Intermittent Fasting: The Perfect Guide to Begin Intermittent Fasting in a Balanced and Effective Way, Burn Fat, Increase Your Metabolism and at the Same Time Cleans Your Body Quickly. by Isabella Williams

Intermittent Fasting: The Perfect Guide to Begin Intermittent Fasting in a Balanced and Effective Way, Burn Fat, Increase Your Metabolism and at the Same Time Cleans Your Body Quickly. by Isabella Williams

Author:Isabella Williams [Williams, Isabella]
Language: eng
Format: epub
Published: 2020-02-18T18:30:00+00:00


Day 2:

Try Delaying Breakfast

8.00 a.m.: Congratulations! You succeeded in fasting for 12 hours. Since you're just starting it might be a good idea to start small first before increasing your fasting window and reducing the feeding one.

Your last meal was around 8 pm the previous night, and now it is 8 am; that's precisely 12 hours of fasting. You abstained from eating for half a day. You were able to balance fasting and eating to a ratio of 50:50. It's a good thing for a first-timer. You ate for 12 hours and fasted for the remaining 12.

If you take the time to analyze your progress, you’ll find out that it wasn’t so bad – after all you were asleep for most of it. It’s normal for time to fly when you’re sleeping.

It is morning now, and you probably need to rush off to work or you’ll be late. You might not even have enough time to eat anything before leaving. Better still, grab what you’ll eat later at the office but don’t eat until much later. Try to delay your breakfast as long as possible.
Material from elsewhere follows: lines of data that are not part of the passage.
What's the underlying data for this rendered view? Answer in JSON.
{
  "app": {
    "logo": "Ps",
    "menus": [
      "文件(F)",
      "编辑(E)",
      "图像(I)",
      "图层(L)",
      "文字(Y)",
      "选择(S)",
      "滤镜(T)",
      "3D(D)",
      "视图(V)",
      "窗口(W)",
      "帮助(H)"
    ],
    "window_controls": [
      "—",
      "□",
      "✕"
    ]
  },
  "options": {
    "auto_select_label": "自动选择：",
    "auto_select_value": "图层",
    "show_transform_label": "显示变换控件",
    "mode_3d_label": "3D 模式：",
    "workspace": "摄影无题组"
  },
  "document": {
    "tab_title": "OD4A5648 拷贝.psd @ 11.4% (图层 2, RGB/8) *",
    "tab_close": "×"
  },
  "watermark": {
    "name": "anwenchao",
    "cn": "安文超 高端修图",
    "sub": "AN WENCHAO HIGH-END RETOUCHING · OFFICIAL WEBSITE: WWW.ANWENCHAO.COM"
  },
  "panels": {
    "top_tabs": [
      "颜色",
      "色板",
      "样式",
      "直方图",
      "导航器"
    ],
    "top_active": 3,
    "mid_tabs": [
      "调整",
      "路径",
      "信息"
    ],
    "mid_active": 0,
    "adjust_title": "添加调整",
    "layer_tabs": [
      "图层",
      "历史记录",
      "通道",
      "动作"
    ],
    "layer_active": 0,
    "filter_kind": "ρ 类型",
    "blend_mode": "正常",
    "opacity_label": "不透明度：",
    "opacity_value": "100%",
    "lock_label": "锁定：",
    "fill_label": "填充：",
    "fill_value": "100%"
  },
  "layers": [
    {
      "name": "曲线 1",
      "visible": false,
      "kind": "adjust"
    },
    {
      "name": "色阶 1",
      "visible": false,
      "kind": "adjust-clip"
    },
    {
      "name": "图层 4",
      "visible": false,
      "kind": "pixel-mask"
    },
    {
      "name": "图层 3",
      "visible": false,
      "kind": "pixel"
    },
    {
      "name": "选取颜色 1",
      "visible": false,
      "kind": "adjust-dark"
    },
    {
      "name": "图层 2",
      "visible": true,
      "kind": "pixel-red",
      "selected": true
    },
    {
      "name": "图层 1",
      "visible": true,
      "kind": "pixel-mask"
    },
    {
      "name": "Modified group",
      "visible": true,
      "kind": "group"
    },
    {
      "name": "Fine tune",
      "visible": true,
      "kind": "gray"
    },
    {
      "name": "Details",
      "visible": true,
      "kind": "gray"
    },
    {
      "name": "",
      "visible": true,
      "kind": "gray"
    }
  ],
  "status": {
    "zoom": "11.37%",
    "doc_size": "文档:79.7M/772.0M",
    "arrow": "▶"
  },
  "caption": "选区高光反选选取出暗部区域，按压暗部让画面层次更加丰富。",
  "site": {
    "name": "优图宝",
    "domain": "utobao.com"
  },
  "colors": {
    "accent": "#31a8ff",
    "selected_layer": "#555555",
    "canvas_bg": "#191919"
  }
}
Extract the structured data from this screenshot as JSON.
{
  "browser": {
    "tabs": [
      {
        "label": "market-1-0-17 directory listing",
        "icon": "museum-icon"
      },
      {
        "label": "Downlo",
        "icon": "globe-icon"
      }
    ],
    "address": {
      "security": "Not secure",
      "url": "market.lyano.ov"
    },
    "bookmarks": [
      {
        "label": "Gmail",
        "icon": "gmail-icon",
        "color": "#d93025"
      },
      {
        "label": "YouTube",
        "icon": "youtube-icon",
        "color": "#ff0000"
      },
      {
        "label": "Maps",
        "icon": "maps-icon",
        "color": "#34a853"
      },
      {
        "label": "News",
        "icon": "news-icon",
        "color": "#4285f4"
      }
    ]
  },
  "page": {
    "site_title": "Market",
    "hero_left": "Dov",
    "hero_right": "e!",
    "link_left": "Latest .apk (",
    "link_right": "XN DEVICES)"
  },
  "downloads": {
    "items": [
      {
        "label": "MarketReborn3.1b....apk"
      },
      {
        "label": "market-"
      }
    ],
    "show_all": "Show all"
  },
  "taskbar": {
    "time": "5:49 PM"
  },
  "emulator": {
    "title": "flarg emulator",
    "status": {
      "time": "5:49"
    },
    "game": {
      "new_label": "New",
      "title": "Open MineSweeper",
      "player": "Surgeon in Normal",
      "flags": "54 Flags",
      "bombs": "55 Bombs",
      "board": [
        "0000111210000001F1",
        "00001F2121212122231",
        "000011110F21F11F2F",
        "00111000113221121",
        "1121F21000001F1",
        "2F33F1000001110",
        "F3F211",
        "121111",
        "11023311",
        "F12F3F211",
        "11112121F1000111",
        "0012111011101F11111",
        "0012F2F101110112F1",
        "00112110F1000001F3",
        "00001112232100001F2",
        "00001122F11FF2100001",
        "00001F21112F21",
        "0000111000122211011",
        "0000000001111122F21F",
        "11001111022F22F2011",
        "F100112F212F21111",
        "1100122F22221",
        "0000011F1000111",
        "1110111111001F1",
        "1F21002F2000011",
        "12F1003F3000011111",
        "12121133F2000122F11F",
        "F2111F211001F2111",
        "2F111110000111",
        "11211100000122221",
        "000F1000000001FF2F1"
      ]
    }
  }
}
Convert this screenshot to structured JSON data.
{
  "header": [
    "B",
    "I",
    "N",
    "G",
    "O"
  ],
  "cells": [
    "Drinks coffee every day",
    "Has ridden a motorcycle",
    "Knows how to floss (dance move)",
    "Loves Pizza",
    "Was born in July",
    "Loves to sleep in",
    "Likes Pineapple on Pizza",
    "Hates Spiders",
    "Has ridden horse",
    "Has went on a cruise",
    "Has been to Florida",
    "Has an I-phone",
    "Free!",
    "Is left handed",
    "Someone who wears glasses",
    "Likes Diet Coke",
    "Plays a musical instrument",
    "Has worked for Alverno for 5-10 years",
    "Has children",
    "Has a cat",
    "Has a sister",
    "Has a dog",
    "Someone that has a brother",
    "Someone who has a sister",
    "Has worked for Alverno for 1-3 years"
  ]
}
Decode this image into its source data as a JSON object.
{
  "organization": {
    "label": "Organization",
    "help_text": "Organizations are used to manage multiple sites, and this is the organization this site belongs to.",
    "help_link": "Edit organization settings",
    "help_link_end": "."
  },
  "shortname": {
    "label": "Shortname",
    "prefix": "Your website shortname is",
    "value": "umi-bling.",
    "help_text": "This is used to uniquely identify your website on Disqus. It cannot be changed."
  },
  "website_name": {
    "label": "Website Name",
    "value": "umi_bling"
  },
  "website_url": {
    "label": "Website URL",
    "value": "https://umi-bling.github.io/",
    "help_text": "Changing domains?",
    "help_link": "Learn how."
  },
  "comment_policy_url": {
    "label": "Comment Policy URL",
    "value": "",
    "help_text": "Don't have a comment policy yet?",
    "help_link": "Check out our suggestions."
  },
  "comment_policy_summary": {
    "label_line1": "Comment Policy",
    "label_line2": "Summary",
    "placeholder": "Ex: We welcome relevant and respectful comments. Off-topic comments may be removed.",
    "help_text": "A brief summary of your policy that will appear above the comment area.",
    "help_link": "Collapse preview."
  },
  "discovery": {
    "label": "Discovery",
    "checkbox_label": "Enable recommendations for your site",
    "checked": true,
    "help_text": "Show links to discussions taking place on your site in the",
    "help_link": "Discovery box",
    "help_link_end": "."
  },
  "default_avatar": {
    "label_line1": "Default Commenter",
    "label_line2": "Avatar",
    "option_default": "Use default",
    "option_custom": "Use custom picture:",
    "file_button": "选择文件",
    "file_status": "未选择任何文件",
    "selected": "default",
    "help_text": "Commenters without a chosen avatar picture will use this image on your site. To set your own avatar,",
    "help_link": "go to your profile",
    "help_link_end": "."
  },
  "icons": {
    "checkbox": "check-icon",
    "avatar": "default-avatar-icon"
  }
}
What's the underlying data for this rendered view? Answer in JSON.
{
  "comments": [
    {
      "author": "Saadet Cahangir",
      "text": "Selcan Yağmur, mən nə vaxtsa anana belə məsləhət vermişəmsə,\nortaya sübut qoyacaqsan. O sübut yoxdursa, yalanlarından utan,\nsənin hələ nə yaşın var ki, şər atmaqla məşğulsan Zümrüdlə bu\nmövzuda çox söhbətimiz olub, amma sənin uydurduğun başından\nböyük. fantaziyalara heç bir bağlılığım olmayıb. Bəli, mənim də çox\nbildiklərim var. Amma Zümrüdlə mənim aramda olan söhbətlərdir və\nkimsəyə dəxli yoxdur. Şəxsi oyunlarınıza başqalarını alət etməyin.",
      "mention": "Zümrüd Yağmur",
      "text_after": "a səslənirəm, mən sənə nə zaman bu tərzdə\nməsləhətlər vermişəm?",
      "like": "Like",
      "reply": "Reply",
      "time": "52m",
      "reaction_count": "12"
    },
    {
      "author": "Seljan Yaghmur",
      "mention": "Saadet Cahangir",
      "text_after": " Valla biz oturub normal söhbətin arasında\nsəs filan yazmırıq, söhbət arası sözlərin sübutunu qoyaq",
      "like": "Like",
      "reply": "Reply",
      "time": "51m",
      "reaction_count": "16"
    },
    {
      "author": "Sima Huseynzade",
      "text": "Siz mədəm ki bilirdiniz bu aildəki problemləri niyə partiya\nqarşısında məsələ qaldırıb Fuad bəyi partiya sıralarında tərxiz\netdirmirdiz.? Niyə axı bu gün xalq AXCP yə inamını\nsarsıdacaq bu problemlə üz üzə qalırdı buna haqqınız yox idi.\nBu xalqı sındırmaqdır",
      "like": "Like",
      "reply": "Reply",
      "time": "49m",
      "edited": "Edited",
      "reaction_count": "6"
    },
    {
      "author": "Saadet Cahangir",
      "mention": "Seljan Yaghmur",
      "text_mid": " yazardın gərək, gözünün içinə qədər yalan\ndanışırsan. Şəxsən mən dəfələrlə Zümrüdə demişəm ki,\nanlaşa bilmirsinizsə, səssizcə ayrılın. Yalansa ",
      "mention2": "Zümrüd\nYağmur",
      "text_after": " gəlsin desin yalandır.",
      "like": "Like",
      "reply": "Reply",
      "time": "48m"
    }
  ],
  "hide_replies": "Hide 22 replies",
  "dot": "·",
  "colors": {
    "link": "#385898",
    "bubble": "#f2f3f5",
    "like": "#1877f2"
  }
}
In the meantime just try holding yourself with water, tea, or black coffee.

It’s not extreme or unusual to delay your first food of the day until it’s convenient for you. Once you arrive at work, settle down and take stock of your environment. Go through your calendar, email, Facebook, day-planner, etc. Take your time.

10.00 a.m.: Now that you've waited up to this point, it's time to have your breakfast since everything around you has been settled. By now you've fasted for 14 hours. Select something healthy and wholesome – preferably with fruit to accompany the meal.

Noon: While this might be the approved lunchtime for most people, it doesn’t have to be for you. Besides, you might not be hungry by now, having just eaten not too long ago. The clock might be saying it’s time for lunch, but your body feels otherwise. It’s okay to wait a little longer until you feel hungry to eat again. There’s no rule that said you must eat at a particular time.

2.00 p.m.: By now you might be feeling hungry again since you haven't eaten anything since 10 am. Go get something from the café across from you. Or if you packed lunch for yourself, you could always eat that.

7.00 p.m.: You’ve been home from work for a while now and haven’t eaten anything yet. Go to your fridge and prepare something to eat. Remember that you need to stop eating as soon as it is 8 p.m.

Try building on the steps you took today for subsequent days. Don't eat anything after dinner, and delay eating breakfast until it's at about 10 am or so. The key to succeeding at intermittent fasting is following a routine of sorts.